Наконец-то. У меня в руках долгожданная Главная Бумажка с окончательным приговором.

«Следы… фрагменты… реактивные изменения… имеются комплексы клеток, идентифицировать которые не представляется возможным. Убедительных данных за наличие злокачественного опухолевого процесса не выявлено, однако 100 % отрицать вероятность дальнейшего развития опухоли нельзя».

Далее приписка: «Возможна попытка иммуноцитохимического исследования».

Проще говоря, не сделать ли еще пункцию мозга?

Не могу, используя общепринятые штампы, сказать, что «у меня внутри все заледенело», «я почувствовала себя опустошенной», «стали путаться мысли», «закатились глаза», «опустились руки», и проч. Нет. Мне стало уныло-уныло. Как внутри пыльного мешка.

Зажав в руке бумажку с надписью «микроскопическое исследование», я вышла в коридор. Десять кругов быстрым шагом. Пока больно не застучало в голове. Пока серая унылость не пропала.

Отдышавшись, я отправилась в ординаторскую к палатному доктору. Химиотерапия желательна, конечно, но не обязательна. И я отказалась.

– Ну и хорошо, – сказал юный доктор. – Я думаю, что все будет в порядке. Пойдемте на перевязку.

На перевязку я всегда иду с готовностью. Как приятно хотя бы несколько минут покрутить разбинтованной головой и почесать в затылке. Правда, в этот день я как-то вяло покрутила и без особого удовольствия почесала.

Боже, Боже! Как Ты велик и добр! Ты спас меня. Ты избавил меня (хотя бы и на ближайшее время) от тошноты, язв, облысения, болей и чудовищной слабости. Не понимаю только – за что? Хотя… что толку ломать свою поврежденную голову над Божьими планами? Ну вот и не буду ломать.

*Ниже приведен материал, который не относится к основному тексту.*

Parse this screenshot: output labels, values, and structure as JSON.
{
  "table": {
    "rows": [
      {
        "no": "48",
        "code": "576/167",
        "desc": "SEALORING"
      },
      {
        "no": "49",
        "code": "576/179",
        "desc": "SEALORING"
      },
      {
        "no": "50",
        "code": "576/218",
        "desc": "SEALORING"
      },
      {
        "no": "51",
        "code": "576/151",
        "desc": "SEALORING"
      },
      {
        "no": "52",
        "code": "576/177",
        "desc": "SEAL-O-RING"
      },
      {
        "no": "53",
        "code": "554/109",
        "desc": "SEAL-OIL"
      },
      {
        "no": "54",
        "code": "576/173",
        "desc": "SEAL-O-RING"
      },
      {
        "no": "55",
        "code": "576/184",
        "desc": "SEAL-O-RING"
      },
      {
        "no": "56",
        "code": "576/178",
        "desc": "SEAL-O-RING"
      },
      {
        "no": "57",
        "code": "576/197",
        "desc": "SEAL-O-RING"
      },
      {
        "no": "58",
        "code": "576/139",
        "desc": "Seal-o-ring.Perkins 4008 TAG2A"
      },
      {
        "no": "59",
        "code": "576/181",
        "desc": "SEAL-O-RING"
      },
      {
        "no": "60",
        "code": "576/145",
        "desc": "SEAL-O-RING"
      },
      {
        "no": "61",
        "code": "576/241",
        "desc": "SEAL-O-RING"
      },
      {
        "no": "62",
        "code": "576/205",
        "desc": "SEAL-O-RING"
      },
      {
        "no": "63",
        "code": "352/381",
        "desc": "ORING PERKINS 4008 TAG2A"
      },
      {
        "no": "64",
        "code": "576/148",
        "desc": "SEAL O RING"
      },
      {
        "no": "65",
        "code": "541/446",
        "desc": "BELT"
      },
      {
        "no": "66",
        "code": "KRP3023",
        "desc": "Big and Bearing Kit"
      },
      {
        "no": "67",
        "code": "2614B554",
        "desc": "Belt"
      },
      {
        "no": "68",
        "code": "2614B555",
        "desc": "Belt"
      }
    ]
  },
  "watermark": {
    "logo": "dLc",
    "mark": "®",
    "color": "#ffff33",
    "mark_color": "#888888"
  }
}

Она у меня и так уже сломана. Ха-ха.

Я готовилась к приговору, но оказалось, что болезнь, которой боятся все, отодвинулась куда-то вне. Превратилась в отбежавшего шакала, в гиену. И будет теперь пожизненно следовать за мной, изредка напоминая о своем гнусном облике. Напоминая о том, что рак – он здесь. Не со мной. Но неподалеку.

Я ложусь на постель. Место справа пусто – там недавно лежала Карманова.

Слева оживляется Анна Иванна 72-х лет, провожая взглядом моего мужа, уходящего в курилку:

– Это к тебе черт приходил?

– Анна Иванна, не беспокойтесь, это мой муж.

– Да это же черт!

Ну-у начинается… Сиделка Алина наклоняется к своей подопечной:

– Что вы, бабулечка! Анна Иванна, может, чайку хотите?

– А что это за бабочки черные летают?

Алина просит сиделку Галю приглядеть несколько минут за Анной Иванной, а сама идет сообщить врачу, что у бабки очередной заскок.

Перед сном я захожу к медсестре:

– Та-а-ань, у нас опять бабушка сбрендила. Дай феназепаму двойную дозу.

– А у тебя голова болит?

– У меня душа болит.

– Лен! Я серьезно спрашиваю!

– А я тебе серьезно отвечаю – сегодня ночью вся палата, наверное, спать не сможет.

– Бери, конечно. Я попозже к вам загляну.